Noticing a pattern here?
The complexity is that those tools also compete with everything else in the context for ‘attention’ and excessive usage of tools will add to the ‘death by a thousand cuts’ of your context window. With MCP we can connect our (coding) agents to tools like Sentry, Linear and many others. But also, since its public release on September 23rd, DevTools!
If you missed out on the announcement, DevTools official MCP server allows agents to debug pages and gather insights straight from an instance of Chrome! With all the intelligence that Chrome is building within its internal agents, we can now have a workflow that delegates the telemetry gathering and information processing part of the ‘problem space’ directly to DevTools’ specialized agents. Making it possible to create even more powerful development and investigative workflows.
This is a more ‘autonomous’ approach than the workflow I’ve initially developed, since the decision-making is entirely up to the orchestrating agent, and how it decides which tool to call based on current context and tool description.
On my own experiments whilst building an MCP client and servers for DevTools and V0 and experimenting with Claude Code as orchestrating agent, I’ve been able to reach levels of automation that are quite interesting. Prompting V0 via MCP to create a new ‘toy app’ or prototype, to have DevTools profile and extract insights out of the given sandbox link and having those insights handed back to V0 for course correction and possible fixes. Though far from ‘production ready’ MVPs, those experiments already proved to me that there are some interesting patterns for enabling levels of automation for work around telemetry for ‘course correction’ that are quite exciting.
One thing that I can preface when integrating MCP into your development workflow is that, since MCP tools also end up on the context window, and similar to how it’s preferable to optimize the context window by narrowing the objective and consuming a minimal amount of tokens to scope an objective, you should only have active the set of tools needed for a given task you are trying to achieve.

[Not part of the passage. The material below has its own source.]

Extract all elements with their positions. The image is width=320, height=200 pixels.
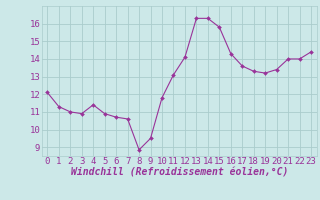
X-axis label: Windchill (Refroidissement éolien,°C): Windchill (Refroidissement éolien,°C) — [70, 168, 288, 178]
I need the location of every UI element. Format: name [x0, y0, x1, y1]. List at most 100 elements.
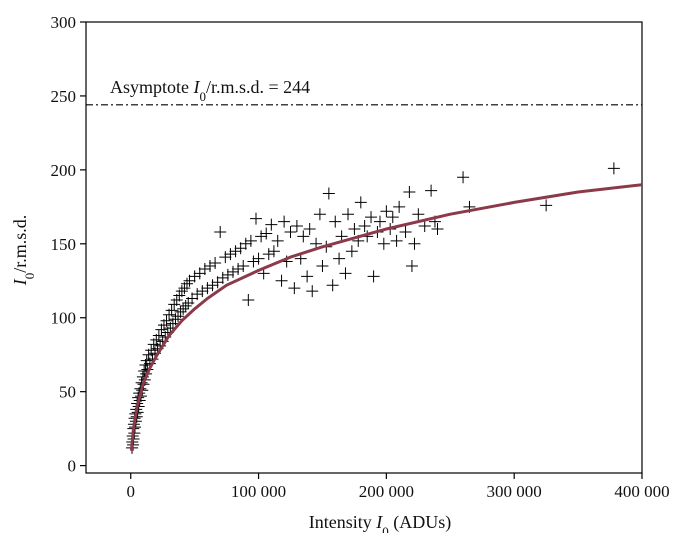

Now that we’ve gotten some background on how I’ve built an AI agent that can answer questions and give insights about performance and trace data and experimented with different levels of automation using agents and tools, let’s look into how to effectively use that knowledge when using LLMs to help you analyze performance data, or even profile a web page and give you insights.
When using AI tools and agents to help you gather insight or speed up your workflow it’s important to narrow a task to a concise and clear objective. When iterating with AI tools it’s important to keep in mind that how you steer the agent and the kind of data it needs to fetch and hold into context will affect the outcome.

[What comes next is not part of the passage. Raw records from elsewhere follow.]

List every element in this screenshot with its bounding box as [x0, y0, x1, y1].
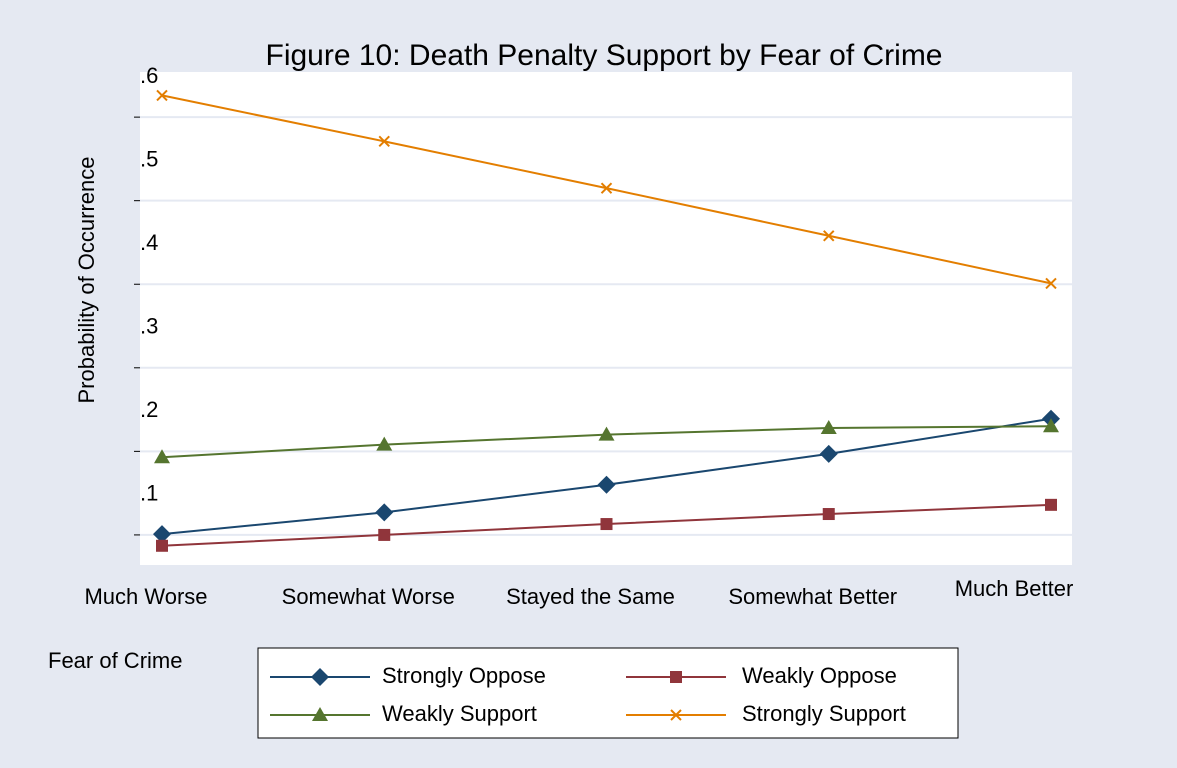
marker [820, 419, 837, 434]
x-tick-label: Much Worse [84, 584, 207, 609]
marker [670, 671, 682, 683]
marker [1043, 418, 1059, 433]
marker [312, 707, 328, 721]
x-tick-label: Stayed the Same [506, 584, 675, 609]
x-tick-label: Somewhat Worse [282, 584, 455, 609]
marker [376, 436, 393, 451]
y-tick-label: .3 [140, 314, 158, 339]
marker [598, 426, 615, 441]
y-tick-label: .5 [140, 146, 158, 171]
marker [1045, 277, 1057, 290]
y-tick-label: .2 [140, 397, 158, 422]
marker [311, 668, 329, 686]
marker [156, 539, 168, 552]
marker [378, 135, 390, 148]
y-tick-label: .4 [140, 230, 158, 255]
marker [600, 518, 613, 531]
chart-title: Figure 10: Death Penalty Support by Fear… [266, 39, 943, 72]
y-tick-label: .6 [140, 63, 158, 88]
legend-label: Weakly Oppose [742, 663, 897, 688]
marker [823, 230, 835, 242]
marker [156, 89, 168, 102]
x-tick-label: Somewhat Better [728, 584, 897, 609]
marker [375, 503, 394, 522]
x-tick-label: Much Better [955, 576, 1074, 601]
legend-label: Weakly Support [382, 701, 537, 726]
y-axis-label: Probability of Occurrence [74, 157, 99, 404]
x-axis-label: Fear of Crime [48, 648, 182, 673]
legend-box [257, 647, 959, 739]
marker [378, 528, 391, 541]
marker [670, 709, 682, 721]
marker [600, 182, 613, 194]
marker [1045, 498, 1057, 511]
legend-label: Strongly Oppose [382, 663, 546, 688]
marker [819, 444, 838, 463]
y-tick-label: .1 [140, 481, 158, 506]
legend-label: Strongly Support [742, 701, 906, 726]
marker [822, 508, 835, 521]
marker [597, 475, 616, 494]
marker [154, 449, 170, 464]
marker [153, 525, 171, 544]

So here’s an important tip: keep your session focused and well structured, delegate research and planning to sub agents or use a separate session for those stages, generating a MD artifact that the agent that will produce the actual work will consume as reference.
“Trust but verify”: You are the expert in the loop
Utilizing agents and AI tools can bring new capabilities and help iterate over tasks faster. But, similar to any tool out there, there’s a number of constraints and techniques to be learned and considered to use those tools well.
The more I research and learn about building AI agents and applications that use them on different workflows and scenarios, the more I understand that the people that use them are the key part of the puzzle. There’s a considerable amount of effort to ensure alignment and quality, and it is always up to us to use our tools appropriately.
I’m a believer of using tools to augment, speed up or even expand our capabilities as developers and experts. At the very least I see it as an opportunity to experiment with new ways to build and think about software that enables exciting new patterns and discoveries. But, as the ‘H’ part of the HITL, we are still responsible for what we ship.
Either shipping code or producing investigative work, we must verify the content and artifacts generated by agents.